Theoretical and numerical study on smoke descent during tunnel fires under natural ventilation condition

The smoke stratification and the smoke descent along a tunnel are of the utmost importance for personnel evacuation. The paper investigates the smoke descent along a tunnel during a naturally ventilated tunnel fire. A theoretical model is developed to predict the smoke depth below the ceiling along the tunnel. A series of numerical simulations of full-scale tunnel fires are conducted to compare with the developed model, and some coefficients such as the entrainment coefficient are determined from the simulation results. The concepts of critical moment and critical distance are proposed to characterize the smoke descent along the tunnel. The results show that as the smoke spreads longitudinally, the smoke depth below the tunnel ceiling continuously increases.
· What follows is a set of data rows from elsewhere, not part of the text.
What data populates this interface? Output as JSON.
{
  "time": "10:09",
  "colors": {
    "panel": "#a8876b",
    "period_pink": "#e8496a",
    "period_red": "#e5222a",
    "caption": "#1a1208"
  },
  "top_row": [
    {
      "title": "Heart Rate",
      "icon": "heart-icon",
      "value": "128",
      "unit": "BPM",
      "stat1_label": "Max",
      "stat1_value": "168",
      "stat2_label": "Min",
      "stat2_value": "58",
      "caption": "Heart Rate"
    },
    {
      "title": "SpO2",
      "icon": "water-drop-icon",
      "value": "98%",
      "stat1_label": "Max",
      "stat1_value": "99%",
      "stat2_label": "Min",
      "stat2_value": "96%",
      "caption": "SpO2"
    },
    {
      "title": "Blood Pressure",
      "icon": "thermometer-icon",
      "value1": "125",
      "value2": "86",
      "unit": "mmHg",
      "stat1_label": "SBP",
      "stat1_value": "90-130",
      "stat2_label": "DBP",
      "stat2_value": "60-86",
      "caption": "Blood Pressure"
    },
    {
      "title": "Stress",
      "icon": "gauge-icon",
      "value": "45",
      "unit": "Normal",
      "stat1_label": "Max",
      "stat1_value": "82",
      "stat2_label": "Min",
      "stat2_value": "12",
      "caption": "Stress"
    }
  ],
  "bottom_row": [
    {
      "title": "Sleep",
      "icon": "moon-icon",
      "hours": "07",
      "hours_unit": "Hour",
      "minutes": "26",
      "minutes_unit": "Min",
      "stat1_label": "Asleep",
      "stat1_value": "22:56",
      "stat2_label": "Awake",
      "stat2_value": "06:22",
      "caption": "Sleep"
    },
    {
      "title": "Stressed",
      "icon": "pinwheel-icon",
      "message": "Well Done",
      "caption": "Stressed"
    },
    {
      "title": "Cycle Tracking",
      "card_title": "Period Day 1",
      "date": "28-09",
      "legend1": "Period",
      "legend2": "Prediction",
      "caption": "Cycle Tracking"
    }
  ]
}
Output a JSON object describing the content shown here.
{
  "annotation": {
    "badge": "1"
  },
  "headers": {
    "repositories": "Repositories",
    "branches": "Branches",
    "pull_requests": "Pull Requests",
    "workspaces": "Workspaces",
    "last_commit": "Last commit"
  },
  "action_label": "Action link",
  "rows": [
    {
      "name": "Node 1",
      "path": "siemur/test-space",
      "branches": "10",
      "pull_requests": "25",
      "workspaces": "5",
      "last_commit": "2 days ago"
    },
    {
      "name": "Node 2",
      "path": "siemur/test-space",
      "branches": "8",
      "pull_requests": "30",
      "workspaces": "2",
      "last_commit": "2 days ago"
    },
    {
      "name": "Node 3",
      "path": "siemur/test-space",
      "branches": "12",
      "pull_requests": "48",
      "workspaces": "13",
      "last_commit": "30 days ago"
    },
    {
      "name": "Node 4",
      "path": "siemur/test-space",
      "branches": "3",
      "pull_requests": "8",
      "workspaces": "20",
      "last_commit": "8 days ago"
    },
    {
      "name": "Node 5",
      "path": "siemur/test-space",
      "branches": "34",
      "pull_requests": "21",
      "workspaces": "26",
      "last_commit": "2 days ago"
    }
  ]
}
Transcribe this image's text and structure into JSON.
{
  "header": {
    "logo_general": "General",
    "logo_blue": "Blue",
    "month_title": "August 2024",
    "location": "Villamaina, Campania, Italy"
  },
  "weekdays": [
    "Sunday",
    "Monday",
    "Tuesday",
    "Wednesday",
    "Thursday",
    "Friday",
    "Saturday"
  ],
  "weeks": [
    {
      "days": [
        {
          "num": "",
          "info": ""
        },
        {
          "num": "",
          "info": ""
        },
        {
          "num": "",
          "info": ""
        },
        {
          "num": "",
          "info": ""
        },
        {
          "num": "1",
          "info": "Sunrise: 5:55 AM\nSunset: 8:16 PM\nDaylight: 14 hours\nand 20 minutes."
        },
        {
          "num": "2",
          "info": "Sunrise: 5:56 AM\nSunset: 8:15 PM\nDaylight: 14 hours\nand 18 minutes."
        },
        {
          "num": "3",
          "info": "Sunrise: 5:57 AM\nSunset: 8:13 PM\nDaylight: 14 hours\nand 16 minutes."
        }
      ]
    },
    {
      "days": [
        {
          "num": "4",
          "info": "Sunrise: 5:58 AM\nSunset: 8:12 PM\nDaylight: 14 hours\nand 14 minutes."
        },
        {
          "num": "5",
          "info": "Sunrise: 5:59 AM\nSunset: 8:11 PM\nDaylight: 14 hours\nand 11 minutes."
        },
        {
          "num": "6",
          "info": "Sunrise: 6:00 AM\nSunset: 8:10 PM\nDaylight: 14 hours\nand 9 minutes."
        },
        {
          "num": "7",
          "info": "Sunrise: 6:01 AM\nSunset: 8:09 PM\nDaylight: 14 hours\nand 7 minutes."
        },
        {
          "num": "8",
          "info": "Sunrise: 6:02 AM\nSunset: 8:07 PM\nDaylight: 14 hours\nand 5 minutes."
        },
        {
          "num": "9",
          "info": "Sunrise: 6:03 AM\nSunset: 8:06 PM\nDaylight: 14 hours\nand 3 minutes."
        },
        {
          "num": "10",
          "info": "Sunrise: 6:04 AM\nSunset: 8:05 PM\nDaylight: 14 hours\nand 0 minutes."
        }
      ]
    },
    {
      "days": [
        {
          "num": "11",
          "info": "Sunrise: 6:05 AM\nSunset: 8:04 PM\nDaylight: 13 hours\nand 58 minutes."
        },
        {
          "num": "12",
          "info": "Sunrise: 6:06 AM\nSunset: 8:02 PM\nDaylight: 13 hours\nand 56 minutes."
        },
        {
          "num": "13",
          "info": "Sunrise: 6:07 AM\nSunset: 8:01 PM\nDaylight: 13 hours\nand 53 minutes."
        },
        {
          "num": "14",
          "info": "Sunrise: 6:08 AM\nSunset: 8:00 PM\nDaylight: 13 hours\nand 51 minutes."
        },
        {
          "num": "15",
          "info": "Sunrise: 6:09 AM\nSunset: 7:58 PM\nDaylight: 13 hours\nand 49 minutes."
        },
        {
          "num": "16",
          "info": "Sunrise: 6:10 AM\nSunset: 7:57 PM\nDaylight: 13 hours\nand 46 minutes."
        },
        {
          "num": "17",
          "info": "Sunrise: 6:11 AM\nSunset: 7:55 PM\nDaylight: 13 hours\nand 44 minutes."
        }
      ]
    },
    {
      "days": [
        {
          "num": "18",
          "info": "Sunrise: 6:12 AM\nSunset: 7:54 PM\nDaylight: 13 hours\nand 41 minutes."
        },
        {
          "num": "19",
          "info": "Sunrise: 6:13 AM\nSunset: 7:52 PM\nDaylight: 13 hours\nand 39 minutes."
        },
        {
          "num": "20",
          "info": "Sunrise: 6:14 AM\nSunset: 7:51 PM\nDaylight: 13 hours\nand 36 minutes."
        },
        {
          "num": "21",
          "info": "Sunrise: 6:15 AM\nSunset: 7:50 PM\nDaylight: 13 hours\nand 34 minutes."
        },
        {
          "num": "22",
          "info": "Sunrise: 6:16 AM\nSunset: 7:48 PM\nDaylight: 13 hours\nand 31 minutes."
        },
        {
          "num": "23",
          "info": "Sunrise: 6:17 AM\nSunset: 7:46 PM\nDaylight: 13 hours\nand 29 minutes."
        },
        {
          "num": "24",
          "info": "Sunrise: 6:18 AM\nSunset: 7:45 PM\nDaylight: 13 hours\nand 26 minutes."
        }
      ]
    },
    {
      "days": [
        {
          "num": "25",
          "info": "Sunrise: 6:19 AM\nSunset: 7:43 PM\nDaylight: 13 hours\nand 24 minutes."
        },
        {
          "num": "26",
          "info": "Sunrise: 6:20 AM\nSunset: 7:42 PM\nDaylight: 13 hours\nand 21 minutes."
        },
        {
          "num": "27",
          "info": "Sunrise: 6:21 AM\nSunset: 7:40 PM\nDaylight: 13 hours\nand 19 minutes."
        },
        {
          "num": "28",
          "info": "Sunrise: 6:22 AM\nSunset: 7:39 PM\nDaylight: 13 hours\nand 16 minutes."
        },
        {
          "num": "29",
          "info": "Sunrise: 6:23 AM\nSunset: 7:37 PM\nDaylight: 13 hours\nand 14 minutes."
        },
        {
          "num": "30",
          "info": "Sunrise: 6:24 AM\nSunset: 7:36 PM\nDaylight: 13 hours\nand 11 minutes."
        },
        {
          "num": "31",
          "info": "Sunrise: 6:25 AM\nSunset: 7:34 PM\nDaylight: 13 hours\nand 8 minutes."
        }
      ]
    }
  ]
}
The temperature decay along the tunnel due to heat losses and air entrainment at the smoke layer interface is considered as the main parameter for the smoke descent. After the vitiated air returns back to the fire source, the smoke stratification in the entire tunnel will be significantly reduced. The smoke layer depth along the tunnel based on the temperature distribution is relatively stable in the process of smoke development, which is not sensitive to the HRR, but influenced by the tunnel width, and this method could only be used before the critical moment. The outcomes of this study could provide references for a better understanding of smoke movement in naturally ventilated tunnels and provide technical guidelines for fire safety designers.